Learning to view challenges as the key to growth is hard! We want things to be easy and go our way. I propose that we work on getting better at the meta-skill of seeing challenges as the path to growth not the obstacle. Then we can face any challenge with the right perspective.
The wise man is neither raised up by prosperity nor cast down by adversity; for always he has striven to rely predominantly on himself, and to derive all joy from himself.
Life is always going to be throwing you curveballs. Sometimes you’re ready for them and knock it out of the park. Other times you can be as prepared as possible and you still falter. Still other times, you’re caught completely off guard. There’s no such thing as getting what you deserve (or not), because the universe doesn’t really care. Life happens not as we want, but as it will, and we’re just along for the ride.
If we are wise, we recognize this truth and understand that our happiness should not be dependent on external things. If we attach our happiness to our careers or possessions, what happens when we lose those? You could get fired tomorrow. Your house could burn down. If your self worth, your pride, are wrapped up in those things, you are handing over your control to things outside of yourself.
When we recognize that we have control of our happiness by appreciating the good AND the bad, and recognize that this is just how life is, we are better able to take what happens in stride.
To be calm is the highest achievement of the self.
— Zen proverb
The more we learn about the brain, the we learn that we are constantly bombarded by stimulus, and everything that enters our conscious awareness impacts us, no matter how small. Add in the noise of the modern world and finding some peace of mind is becoming more and more of a challenge. Being calm is not just a matter of will, it’s a matter of practice. The more we practice, the stronger our ability to call upon our ability to be calm.
And why is developing the skill of calmness so important? If we are constantly being buffeted about by every stimulus, sensation, or emotion, we are never really in control of ourselves. We are also easily manipulated by those who can arose our anger or fear.
Calmness for me does not necessarily mean quiet. One can practice mindfulness in the middle of chaos, which is one of the most important places to be calm. Equanimity is about the internal calmness, not about what is happening outside of ourselves. We need to be that calm in storm. The quest for equanimity is always an ongoing practice, and one of the most important skills we can develop.

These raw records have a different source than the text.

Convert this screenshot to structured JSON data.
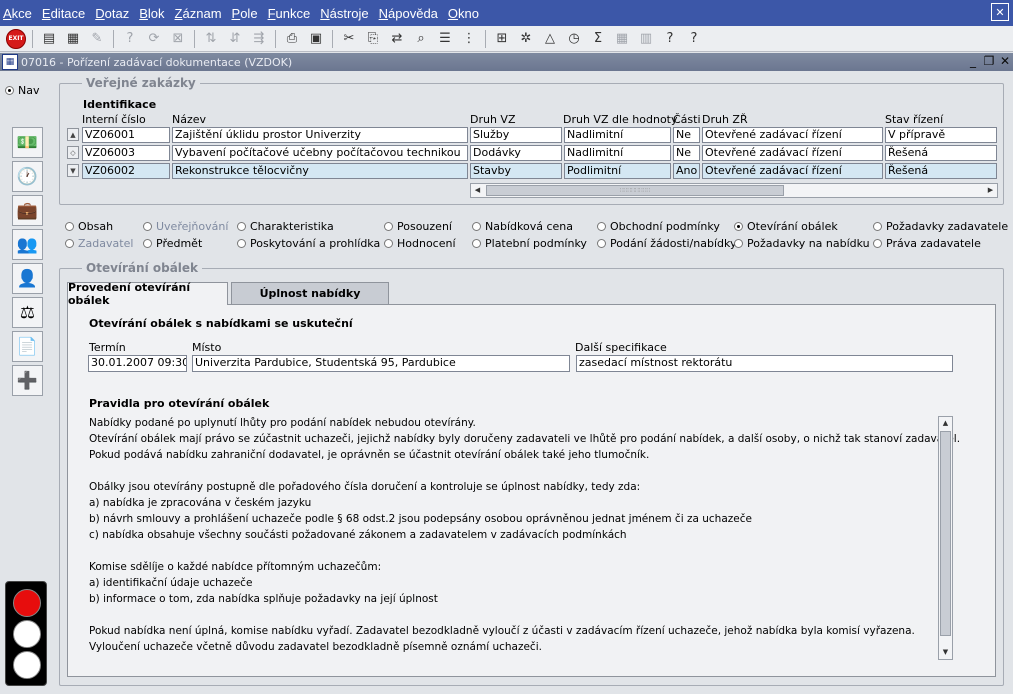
{
  "menu": [
    "Akce",
    "Editace",
    "Dotaz",
    "Blok",
    "Záznam",
    "Pole",
    "Funkce",
    "Nástroje",
    "Nápověda",
    "Okno"
  ],
  "toolbar": {
    "exit_label": "EXIT"
  },
  "window": {
    "title": "07016 - Pořízení zadávací dokumentace (VZDOK)"
  },
  "nav": {
    "label": "Nav"
  },
  "verejne": {
    "legend": "Veřejné zakázky",
    "section": "Identifikace",
    "columns": [
      "Interní číslo",
      "Název",
      "Druh VZ",
      "Druh VZ dle hodnoty",
      "Části",
      "Druh ZŘ",
      "Stav řízení"
    ],
    "rows": [
      [
        "VZ06001",
        "Zajištění úklidu prostor Univerzity",
        "Služby",
        "Nadlimitní",
        "Ne",
        "Otevřené zadávací řízení",
        "V přípravě"
      ],
      [
        "VZ06003",
        "Vybavení počítačové učebny počítačovou technikou",
        "Dodávky",
        "Nadlimitní",
        "Ne",
        "Otevřené zadávací řízení",
        "Řešená"
      ],
      [
        "VZ06002",
        "Rekonstrukce tělocvičny",
        "Stavby",
        "Podlimitní",
        "Ano",
        "Otevřené zadávací řízení",
        "Řešená"
      ]
    ]
  },
  "radios": {
    "obsah": "Obsah",
    "uverejnovani": "Uveřejňování",
    "charakteristika": "Charakteristika",
    "posouzeni": "Posouzení",
    "nabidkova_cena": "Nabídková cena",
    "obchodni_podminky": "Obchodní podmínky",
    "otevirani_obalek": "Otevírání obálek",
    "pozadavky_zadavatele": "Požadavky zadavatele",
    "zadavatel": "Zadavatel",
    "predmet": "Předmět",
    "poskytovani": "Poskytování a prohlídka",
    "hodnoceni": "Hodnocení",
    "platebni_podminky": "Platební podmínky",
    "podani": "Podání žádosti/nabídky",
    "pozadavky_na_nabidku": "Požadavky na nabídku",
    "prava_zadavatele": "Práva zadavatele"
  },
  "otevirani": {
    "legend": "Otevírání obálek",
    "tabs": [
      "Provedení otevírání obálek",
      "Úplnost nabídky"
    ],
    "heading": "Otevírání obálek s nabídkami se uskuteční",
    "termin_label": "Termín",
    "termin_value": "30.01.2007 09:30",
    "misto_label": "Místo",
    "misto_value": "Univerzita Pardubice, Studentská 95, Pardubice",
    "dalsi_label": "Další specifikace",
    "dalsi_value": "zasedací místnost rektorátu",
    "rules_heading": "Pravidla pro otevírání obálek",
    "rules_lines": [
      "Nabídky podané po uplynutí lhůty pro podání nabídek nebudou otevírány.",
      "Otevírání obálek mají právo se zúčastnit uchazeči, jejichž nabídky byly doručeny zadavateli ve lhůtě pro podání nabídek, a další osoby, o nichž tak stanoví zadavatel.",
      "Pokud podává nabídku zahraniční dodavatel, je oprávněn se účastnit otevírání obálek také jeho tlumočník.",
      "",
      "Obálky jsou otevírány postupně dle pořadového čísla doručení a kontroluje se úplnost nabídky, tedy zda:",
      "a) nabídka je zpracována v českém jazyku",
      "b) návrh smlouvy a prohlášení uchazeče podle § 68 odst.2 jsou podepsány osobou oprávněnou jednat jménem či za uchazeče",
      "c) nabídka obsahuje všechny součásti požadované zákonem a zadavatelem v zadávacích podmínkách",
      "",
      "Komise sdělíje o každé nabídce přítomným uchazečům:",
      "a) identifikační údaje uchazeče",
      "b) informace o tom, zda nabídka splňuje požadavky na její úplnost",
      "",
      "Pokud nabídka není úplná, komise nabídku vyřadí. Zadavatel bezodkladně vyloučí z účasti v zadávacím řízení uchazeče, jehož nabídka byla komisí vyřazena.",
      "Vyloučení uchazeče včetně důvodu zadavatel bezodkladně písemně oznámí uchazeči."
    ]
  }
}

I think the best way to live your philosophy is to cultivate a mindset or calmness . It’s taking that time each morning to set the mood for your day. Meditation, journal writing, exercise — these are all things that help us to get in the mindset that works to find that equanimity, that balance, that helps us in our daily lives. And when we practice meditating in the morning, it makes it just a little easier to be mindful throughout the day. That mindfulness can be that bit of awareness that we need that buys us those moments between stimulus and response that allows us to choose for ourselves and make wise choices, rather than just reacting.
Developing a useful mindset of equanimity is not something that just happens. It’s something that you have to cultivate and work on each day. It’s something that takes effort and constant reminders. You may remember to be mindful and aware of your thinking and what’s going on around you, only to forget again a few minds later, and have to bring your focus back to being mindful. But each and every time you fail, and remember, and bring your focus back to being mindful, then you have strengthened that mental muscle just a little more. And it’s the thoughts that count.